Und obwohl einige der Senioren nicht in Vogtareuth aufwuchsen, verstehen sie sich – trotz anderem Dialekt und Herkunft. Sie verbindet die gemeinsam erlebte Geschichte von Krieg, Nachkriegszeit und den harten Jahren des Aufbaus. Heute genießen die älteren Damen und Herren ihr Stück Torte ohne schlechtes Gewissen. „Das hätten wir früher nie gemacht. Man ging nicht ins Café, man hat gearbeitet.“
Jetzt wurde im Pfarrstadl mit Sekt, Torte, Kaffee und einer großen Bilderrückschau Jubiläum gefeiert. Bürgermeister Rudolf Leitmannstetter, der als Ehrengast die Torte mitgebracht hatte, erinnerte an die Anfänge. Er sei stolz darauf, dass sich das Erzählcafé so gut entwickelt habe. In seinem Rückblick dankte Thomas Gögerl, Vorsitzender der Vogtareuther Bürgerhilfe, der Organisatorin Sigrid Knothe für ihr Engagement.
Am 11. November 2021, so Gögerl, fand das erste Treffen statt und seither 25-mal, nur unterbrochen durch Corona.
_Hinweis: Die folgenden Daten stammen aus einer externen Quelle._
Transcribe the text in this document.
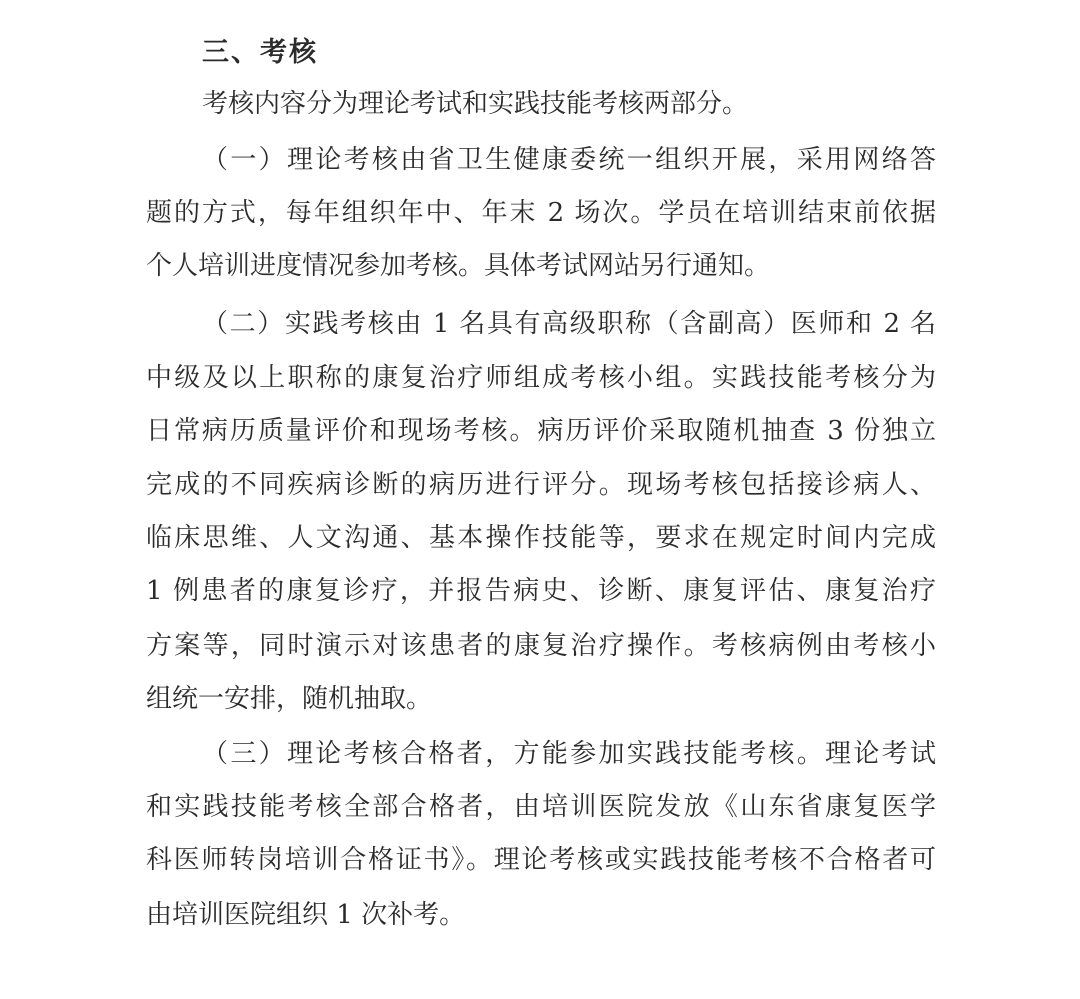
三、考核
考核内容分为理论考试和实践技能考核两部分。
（一）理论考核由省卫生健康委统一组织开展，采用网络答
题的方式，每年组织年中、年末 2 场次。学员在培训结束前依据
个人培训进度情况参加考核。具体考试网站另行通知。
（二）实践考核由 1 名具有高级职称（含副高）医师和 2 名
中级及以上职称的康复治疗师组成考核小组。实践技能考核分为
日常病历质量评价和现场考核。病历评价采取随机抽查 3 份独立
完成的不同疾病诊断的病历进行评分。现场考核包括接诊病人、
临床思维、人文沟通、基本操作技能等，要求在规定时间内完成
1 例患者的康复诊疗，并报告病史、诊断、康复评估、康复治疗
方案等，同时演示对该患者的康复治疗操作。考核病例由考核小
组统一安排，随机抽取。
（三）理论考核合格者，方能参加实践技能考核。理论考试
和实践技能考核全部合格者，由培训医院发放《山东省康复医学
科医师转岗培训合格证书》。理论考核或实践技能考核不合格者可
由培训医院组织 1 次补考。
Pfarrer Guido Seidenberger zeigte sich in seinem Grußwort erfreut: „Gerne erinnere ich mich, als ich über meine persönlichen Erinnerungen an verschiedene Osterbräuche beim Erzählcafé sprach. Es war eine richtige Wohlfühlatmosphäre.“
„Genau das ist mein Ziel. Gerade die älteren Besucher sollen sich wohlfühlen, sollen Gemeinschaft erleben und sich an längst vergangene Tage erinnern“, meint Knothe. Doch nicht sie allein stemme das Erzählcafé, das jeden zweiten Donnerstag im Monat stattfindet: „An meiner Seite stehen die Seniorenbeauftragte Berta Frai, Dorothee Scheuerl als Pressefrau und Rudi Sturainer als unermüdlicher Fotograf. Und natürlich all die Senioren, die durch ihre lebhaften Erinnerungen längst Vergangenes wieder lebendig werden lassen“, so Knothe.
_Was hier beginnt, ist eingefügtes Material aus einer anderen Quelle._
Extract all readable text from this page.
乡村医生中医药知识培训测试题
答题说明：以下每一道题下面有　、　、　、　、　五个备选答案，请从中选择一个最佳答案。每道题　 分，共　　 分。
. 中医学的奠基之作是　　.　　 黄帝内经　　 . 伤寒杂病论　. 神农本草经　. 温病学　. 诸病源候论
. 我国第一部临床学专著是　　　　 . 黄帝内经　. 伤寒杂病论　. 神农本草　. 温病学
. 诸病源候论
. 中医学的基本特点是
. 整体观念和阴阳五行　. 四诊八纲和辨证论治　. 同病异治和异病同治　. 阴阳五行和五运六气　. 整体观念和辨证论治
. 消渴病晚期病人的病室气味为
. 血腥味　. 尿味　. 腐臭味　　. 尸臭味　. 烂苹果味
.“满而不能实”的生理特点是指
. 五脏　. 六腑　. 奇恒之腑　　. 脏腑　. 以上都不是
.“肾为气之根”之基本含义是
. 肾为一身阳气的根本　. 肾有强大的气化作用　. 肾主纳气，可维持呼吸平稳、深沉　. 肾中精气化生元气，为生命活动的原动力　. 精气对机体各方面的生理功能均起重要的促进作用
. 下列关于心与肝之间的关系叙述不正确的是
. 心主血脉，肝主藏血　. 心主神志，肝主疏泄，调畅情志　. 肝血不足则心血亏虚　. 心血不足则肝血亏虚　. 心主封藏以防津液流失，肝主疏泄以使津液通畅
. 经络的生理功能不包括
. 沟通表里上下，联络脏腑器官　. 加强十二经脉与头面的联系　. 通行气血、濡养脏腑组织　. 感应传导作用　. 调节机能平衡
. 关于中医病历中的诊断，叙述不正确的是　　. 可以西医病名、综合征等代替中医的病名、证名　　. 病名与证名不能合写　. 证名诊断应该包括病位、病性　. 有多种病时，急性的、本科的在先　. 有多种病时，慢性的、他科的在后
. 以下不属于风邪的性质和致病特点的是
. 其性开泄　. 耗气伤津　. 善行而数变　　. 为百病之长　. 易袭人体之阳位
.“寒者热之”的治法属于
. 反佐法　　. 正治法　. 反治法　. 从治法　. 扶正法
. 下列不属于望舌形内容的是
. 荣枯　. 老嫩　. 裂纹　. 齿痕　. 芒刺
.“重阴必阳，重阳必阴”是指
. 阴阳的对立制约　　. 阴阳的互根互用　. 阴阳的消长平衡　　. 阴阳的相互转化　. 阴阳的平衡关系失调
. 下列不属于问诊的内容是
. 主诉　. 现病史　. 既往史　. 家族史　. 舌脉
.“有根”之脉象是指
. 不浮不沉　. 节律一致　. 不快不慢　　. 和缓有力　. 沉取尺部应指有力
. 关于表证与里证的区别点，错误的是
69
In einer Bilderschau erinnerte Knothe an die einzelnen Veranstaltungen: an das alte Krankenhaus und die einstige Badeanstalt, von denen fast nichts mehr übrig ist, an Ferien bei der Tante, den ersten Fernseher im Ort oder den Flugplatz, auf dem schon Franz Josef Strauß landete, an ausgedehnte Schulwege und einstige Lehrerpersönlichkeiten, an Rodelspaß und den obligatorischen Kirchgang vor der Schule. Zum Schluss wurden noch Blumen und kleine Säckchen Fleur de Sel überreicht. „Schließlich sind wir Senioren das Salz in der Suppe“, so Knothe.